Polish English teacher in Chile, Magda


Another benefit of this firsthand experience learning English is that the non-native teacher of English can bring ideas from their days as English students to the TEFL classroom. Perhaps there were particular exercises that helped them learn vocabulary or games for different grammar points that really helped them stick.

Pavel, a Russian English teacher in Israel, agrees. “I feel that not knowing English as my first my language helped a lot by teaching students with the techniques that I used when learning the English language myself.”

Russian English teacher in Israel

Pavel, from Russia, teaching one of his English classes in Israel

Non-native English speaking teachers may have the advantage of speaking their students’ language.

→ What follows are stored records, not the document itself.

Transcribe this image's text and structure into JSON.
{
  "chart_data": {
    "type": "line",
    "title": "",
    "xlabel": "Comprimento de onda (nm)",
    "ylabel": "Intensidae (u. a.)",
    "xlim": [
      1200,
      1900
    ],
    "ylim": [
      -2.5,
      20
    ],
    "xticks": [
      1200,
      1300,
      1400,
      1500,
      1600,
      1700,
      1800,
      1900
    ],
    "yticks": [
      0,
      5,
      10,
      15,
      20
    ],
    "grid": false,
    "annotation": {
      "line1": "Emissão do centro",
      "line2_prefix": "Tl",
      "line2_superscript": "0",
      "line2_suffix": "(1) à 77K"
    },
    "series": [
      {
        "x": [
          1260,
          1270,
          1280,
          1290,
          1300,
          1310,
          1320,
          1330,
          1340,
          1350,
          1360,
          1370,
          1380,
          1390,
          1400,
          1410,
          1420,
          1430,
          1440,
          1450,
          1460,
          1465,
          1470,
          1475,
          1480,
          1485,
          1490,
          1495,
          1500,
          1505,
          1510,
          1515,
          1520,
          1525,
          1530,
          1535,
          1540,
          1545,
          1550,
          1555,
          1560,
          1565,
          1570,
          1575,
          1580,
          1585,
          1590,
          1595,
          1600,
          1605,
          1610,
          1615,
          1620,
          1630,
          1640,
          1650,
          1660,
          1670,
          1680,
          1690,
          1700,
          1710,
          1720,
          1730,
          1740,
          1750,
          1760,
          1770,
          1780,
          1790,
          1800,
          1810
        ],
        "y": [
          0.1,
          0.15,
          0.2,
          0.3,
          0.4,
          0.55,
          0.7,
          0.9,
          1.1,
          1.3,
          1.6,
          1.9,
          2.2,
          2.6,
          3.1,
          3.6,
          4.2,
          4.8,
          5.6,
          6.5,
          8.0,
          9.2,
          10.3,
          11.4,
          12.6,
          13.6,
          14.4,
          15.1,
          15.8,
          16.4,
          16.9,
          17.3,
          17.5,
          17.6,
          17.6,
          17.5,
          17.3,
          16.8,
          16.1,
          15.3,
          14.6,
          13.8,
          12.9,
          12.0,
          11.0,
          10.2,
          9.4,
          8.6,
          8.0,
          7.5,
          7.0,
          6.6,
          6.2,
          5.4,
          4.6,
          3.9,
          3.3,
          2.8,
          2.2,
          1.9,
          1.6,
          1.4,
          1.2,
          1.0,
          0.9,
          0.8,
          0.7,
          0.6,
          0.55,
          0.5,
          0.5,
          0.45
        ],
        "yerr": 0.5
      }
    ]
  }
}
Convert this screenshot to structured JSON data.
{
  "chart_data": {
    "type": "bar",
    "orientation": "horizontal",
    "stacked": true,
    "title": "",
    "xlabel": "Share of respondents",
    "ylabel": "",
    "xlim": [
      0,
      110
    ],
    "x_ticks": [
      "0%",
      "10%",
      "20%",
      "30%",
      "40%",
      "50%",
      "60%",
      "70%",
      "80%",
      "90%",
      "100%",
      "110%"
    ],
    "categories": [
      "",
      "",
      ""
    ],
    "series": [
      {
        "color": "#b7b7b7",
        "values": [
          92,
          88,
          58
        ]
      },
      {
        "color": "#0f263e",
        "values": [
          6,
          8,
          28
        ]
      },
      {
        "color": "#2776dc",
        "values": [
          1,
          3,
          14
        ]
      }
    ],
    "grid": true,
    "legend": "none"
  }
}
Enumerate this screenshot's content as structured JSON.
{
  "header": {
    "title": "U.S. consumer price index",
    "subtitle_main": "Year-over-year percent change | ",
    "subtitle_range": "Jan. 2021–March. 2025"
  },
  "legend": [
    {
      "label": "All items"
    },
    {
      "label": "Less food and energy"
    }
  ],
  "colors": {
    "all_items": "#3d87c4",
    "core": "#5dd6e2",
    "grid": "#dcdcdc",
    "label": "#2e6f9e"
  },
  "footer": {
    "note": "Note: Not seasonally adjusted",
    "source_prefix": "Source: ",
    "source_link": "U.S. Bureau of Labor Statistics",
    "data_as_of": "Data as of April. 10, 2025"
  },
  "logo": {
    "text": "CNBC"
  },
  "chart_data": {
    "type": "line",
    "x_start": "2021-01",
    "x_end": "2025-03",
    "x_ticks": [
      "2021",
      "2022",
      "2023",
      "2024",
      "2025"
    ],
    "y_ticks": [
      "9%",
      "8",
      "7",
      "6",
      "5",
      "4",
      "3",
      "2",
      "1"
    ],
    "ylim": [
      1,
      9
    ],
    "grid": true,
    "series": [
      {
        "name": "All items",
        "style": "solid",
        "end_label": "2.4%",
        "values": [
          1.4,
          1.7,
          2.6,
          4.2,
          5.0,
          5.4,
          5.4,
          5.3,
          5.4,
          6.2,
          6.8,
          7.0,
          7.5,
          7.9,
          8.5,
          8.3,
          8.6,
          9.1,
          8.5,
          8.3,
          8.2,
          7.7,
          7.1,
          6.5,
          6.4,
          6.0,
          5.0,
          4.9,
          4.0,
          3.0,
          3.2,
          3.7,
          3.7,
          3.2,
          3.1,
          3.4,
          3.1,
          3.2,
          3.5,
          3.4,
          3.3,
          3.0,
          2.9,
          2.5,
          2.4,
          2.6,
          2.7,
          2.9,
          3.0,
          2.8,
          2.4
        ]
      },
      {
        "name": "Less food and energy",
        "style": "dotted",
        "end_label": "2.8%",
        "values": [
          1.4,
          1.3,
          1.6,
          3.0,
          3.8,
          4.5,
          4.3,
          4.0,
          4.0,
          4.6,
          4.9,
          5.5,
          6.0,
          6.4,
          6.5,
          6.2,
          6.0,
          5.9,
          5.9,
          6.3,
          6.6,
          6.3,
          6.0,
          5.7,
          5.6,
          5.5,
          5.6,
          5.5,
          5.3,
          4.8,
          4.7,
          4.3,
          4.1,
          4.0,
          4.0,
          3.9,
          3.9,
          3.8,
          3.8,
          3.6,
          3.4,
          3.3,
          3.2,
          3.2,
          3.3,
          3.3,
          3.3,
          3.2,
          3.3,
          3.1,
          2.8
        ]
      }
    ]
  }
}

Another advantage of non-native English teachers is they tend to know the structure and phonetics of their first language and use that knowledge to enhance strategies in TEFL even as a non-native English teacher. For instance, Venezuelan English teacher, Marta Sojo, relates that as a native Spanish speaker, she understands why it is hard for her Spanish-speaking students to pronounce certain sounds. This enabled her to develop ways to solve their pronunciation problems from the beginning.

While Polish fluency may not help Magda in her classrooms in Chile, Argentinian teacher, Magda, has Spanish up her sleeve if her students get stuck on a difficult concept. Translating in the ESL classroom sometimes gets a bad rap, but with lower-level students, it’s often essential. Having the capability to switch from one language to another during class to quickly clarify a point can maintain the momentum of a lesson instead of derailing to act out something that could have been summarized in a few words.

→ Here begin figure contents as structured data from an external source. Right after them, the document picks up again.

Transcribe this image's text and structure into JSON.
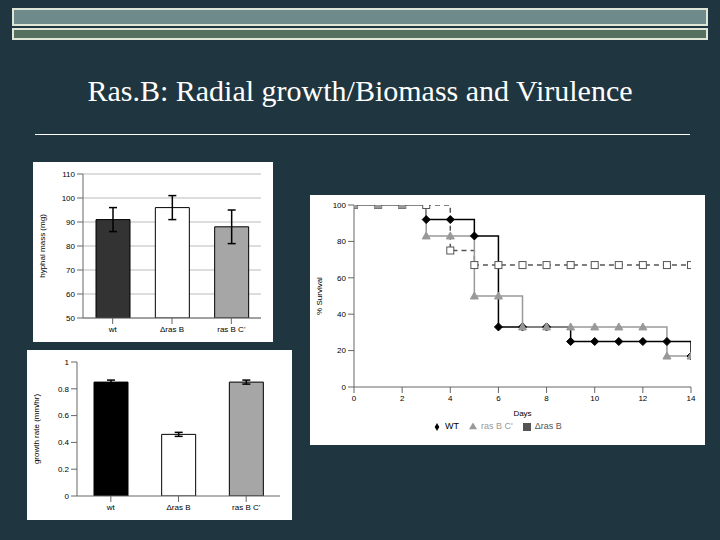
{
  "title": "Ras.B: Radial growth/Biomass and Virulence",
  "chart_data": [
    {
      "type": "bar",
      "y_label": "hyphal mass (mg)",
      "categories": [
        "wt",
        "Δras B",
        "ras B C'"
      ],
      "values": [
        91,
        96,
        88
      ],
      "errors": [
        5,
        5,
        7
      ],
      "colors": [
        "#333333",
        "#ffffff",
        "#a6a6a6"
      ],
      "ylim": [
        50,
        110
      ],
      "yticks": [
        50,
        60,
        70,
        80,
        90,
        100,
        110
      ],
      "grid": true
    },
    {
      "type": "bar",
      "y_label": "growth rate (mm/hr)",
      "categories": [
        "wt",
        "Δras B",
        "ras B C'"
      ],
      "values": [
        0.85,
        0.46,
        0.85
      ],
      "errors": [
        0.015,
        0.015,
        0.015
      ],
      "colors": [
        "#000000",
        "#ffffff",
        "#a6a6a6"
      ],
      "ylim": [
        0,
        1
      ],
      "yticks": [
        0,
        0.2,
        0.4,
        0.6,
        0.8,
        1
      ],
      "grid": false
    },
    {
      "type": "line",
      "x_label": "Days",
      "y_label": "% Survival",
      "x": [
        0,
        1,
        2,
        3,
        4,
        5,
        6,
        7,
        8,
        9,
        10,
        11,
        12,
        13,
        14
      ],
      "xlim": [
        0,
        14
      ],
      "xticks": [
        0,
        2,
        4,
        6,
        8,
        10,
        12,
        14
      ],
      "ylim": [
        0,
        100
      ],
      "yticks": [
        0,
        20,
        40,
        60,
        80,
        100
      ],
      "grid": false,
      "legend": "bottom",
      "series": [
        {
          "name": "WT",
          "color": "#000000",
          "marker": "diamond",
          "line_style": "solid",
          "values": [
            100,
            100,
            100,
            92,
            92,
            83,
            33,
            33,
            33,
            25,
            25,
            25,
            25,
            25,
            17
          ]
        },
        {
          "name": "Δras B",
          "color": "#555555",
          "marker": "square",
          "line_style": "dashed",
          "values": [
            100,
            100,
            100,
            100,
            75,
            67,
            67,
            67,
            67,
            67,
            67,
            67,
            67,
            67,
            67
          ]
        },
        {
          "name": "ras B C'",
          "color": "#999999",
          "marker": "triangle",
          "line_style": "solid",
          "values": [
            100,
            100,
            100,
            83,
            83,
            50,
            50,
            33,
            33,
            33,
            33,
            33,
            33,
            17,
            17
          ]
        }
      ]
    }
  ]
}
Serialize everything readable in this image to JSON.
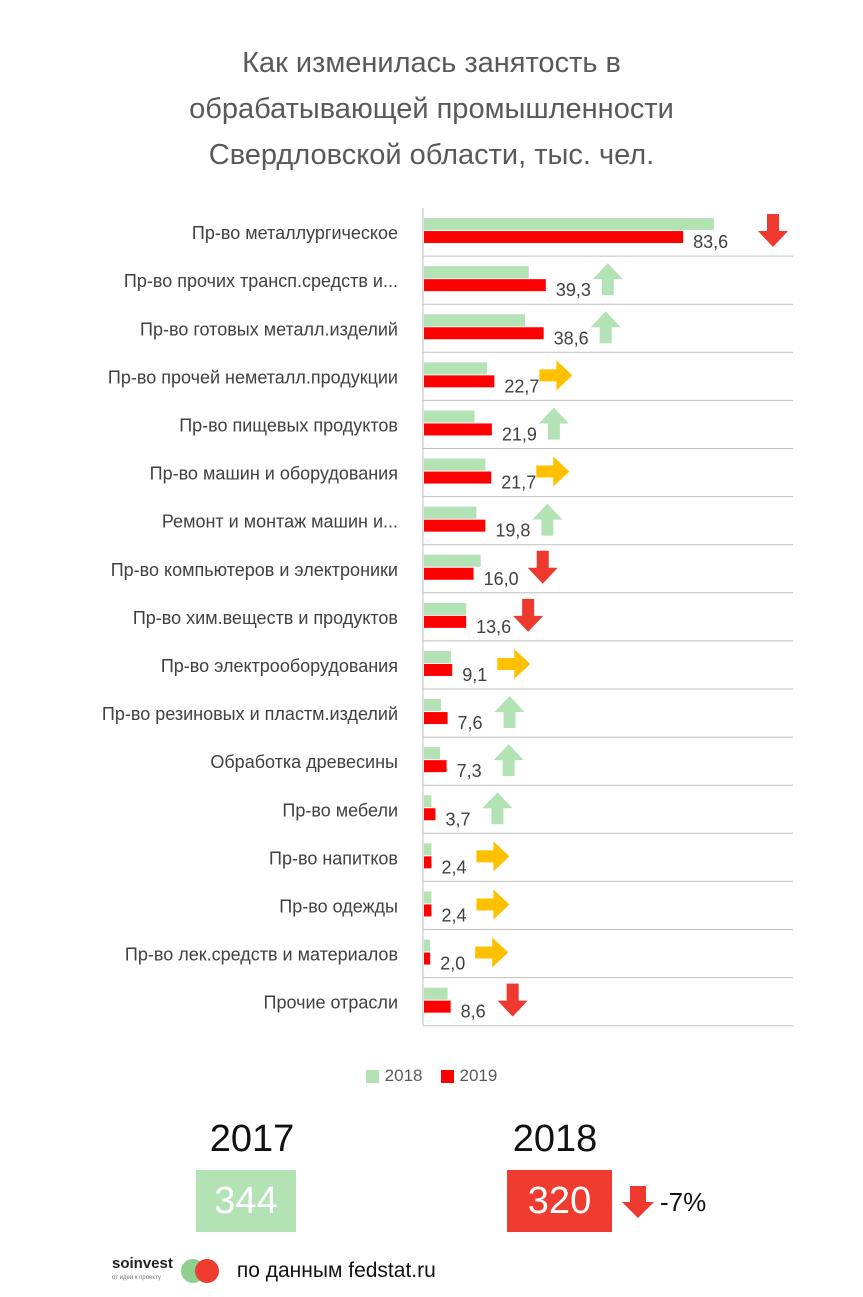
{
  "title": {
    "line1": "Как изменилась занятость в",
    "line2": "обрабатывающей промышленности",
    "line3": "Свердловской области, тыс. чел."
  },
  "colors": {
    "series2018": "#b3e3b5",
    "series2019": "#ff0000",
    "arrow_up": "#b3e3b5",
    "arrow_down": "#ee3a2e",
    "arrow_right": "#ffc000",
    "box2017": "#b3e3b5",
    "box2018": "#ef3b30",
    "gridline": "#bfbfbf"
  },
  "chart_data": {
    "type": "bar",
    "orientation": "horizontal",
    "title": "Как изменилась занятость в обрабатывающей промышленности Свердловской области, тыс. чел.",
    "xlim": [
      0,
      130
    ],
    "categories": [
      "Пр-во металлургическое",
      "Пр-во прочих трансп.средств и...",
      "Пр-во готовых металл.изделий",
      "Пр-во прочей неметалл.продукции",
      "Пр-во пищевых продуктов",
      "Пр-во машин и оборудования",
      "Ремонт и монтаж машин и...",
      "Пр-во компьютеров и электроники",
      "Пр-во хим.веществ и продуктов",
      "Пр-во электрооборудования",
      "Пр-во резиновых и пластм.изделий",
      "Обработка древесины",
      "Пр-во мебели",
      "Пр-во напитков",
      "Пр-во одежды",
      "Пр-во лек.средств и материалов",
      "Прочие отрасли"
    ],
    "series": [
      {
        "name": "2018",
        "values": [
          93.5,
          33.8,
          32.6,
          20.3,
          16.3,
          19.8,
          16.9,
          18.3,
          13.6,
          8.7,
          5.5,
          5.2,
          2.4,
          2.4,
          2.4,
          2.0,
          7.6
        ]
      },
      {
        "name": "2019",
        "values": [
          83.6,
          39.3,
          38.6,
          22.7,
          21.9,
          21.7,
          19.8,
          16.0,
          13.6,
          9.1,
          7.6,
          7.3,
          3.7,
          2.4,
          2.4,
          2.0,
          8.6
        ]
      }
    ],
    "value_labels": [
      "83,6",
      "39,3",
      "38,6",
      "22,7",
      "21,9",
      "21,7",
      "19,8",
      "16,0",
      "13,6",
      "9,1",
      "7,6",
      "7,3",
      "3,7",
      "2,4",
      "2,4",
      "2,0",
      "8,6"
    ],
    "trend": [
      "down",
      "up",
      "up",
      "right",
      "up",
      "right",
      "up",
      "down",
      "down",
      "right",
      "up",
      "up",
      "up",
      "right",
      "right",
      "right",
      "down"
    ],
    "legend": [
      "2018",
      "2019"
    ],
    "legend_position": "bottom"
  },
  "summary": {
    "year1": "2017",
    "value1": "344",
    "year2": "2018",
    "value2": "320",
    "change": "-7%"
  },
  "footer": {
    "brand_name": "soinvest",
    "brand_tagline": "от идеи к проекту",
    "source": "по данным fedstat.ru"
  }
}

The non-native teacher can infuse the class with a different cultural perspective. 

Jelena Dukic, an English teacher in Chile who is from Serbia, remembers getting a lot of students’ questions at the start of every course, ranging from her country’s geography to what their food is like. Like native English-speaking teachers, non-native teachers of English, especially those coming from countries less familiar to students, can create an interesting opportunity to tackle cultural differences and even further open learners’ eyes to the world. “You add a dash of novelty,” she says.

Jelena, an English teacher in Chile from Serbia

For teacher Magda, from Poland, this diversity also fosters open-mindedness. She feels that as an NNEST, “You command the language but also you put a bit of culture into it, which is really exciting, and I think that you give a mix of different cultures, not only North American or British but also your own.”

In the end, we argue the advantages of non-native English teachers in the classroom vs. native English speakers, but instead, why not celebrate the growing diversity in TEFL and strengths each type of teacher brings to the classroom.  As Venezuelan English teacher, Marta Sojo puts it, “If you’re e a good teacher,  your students won’t care if you’re a native or a non-native English speaker.”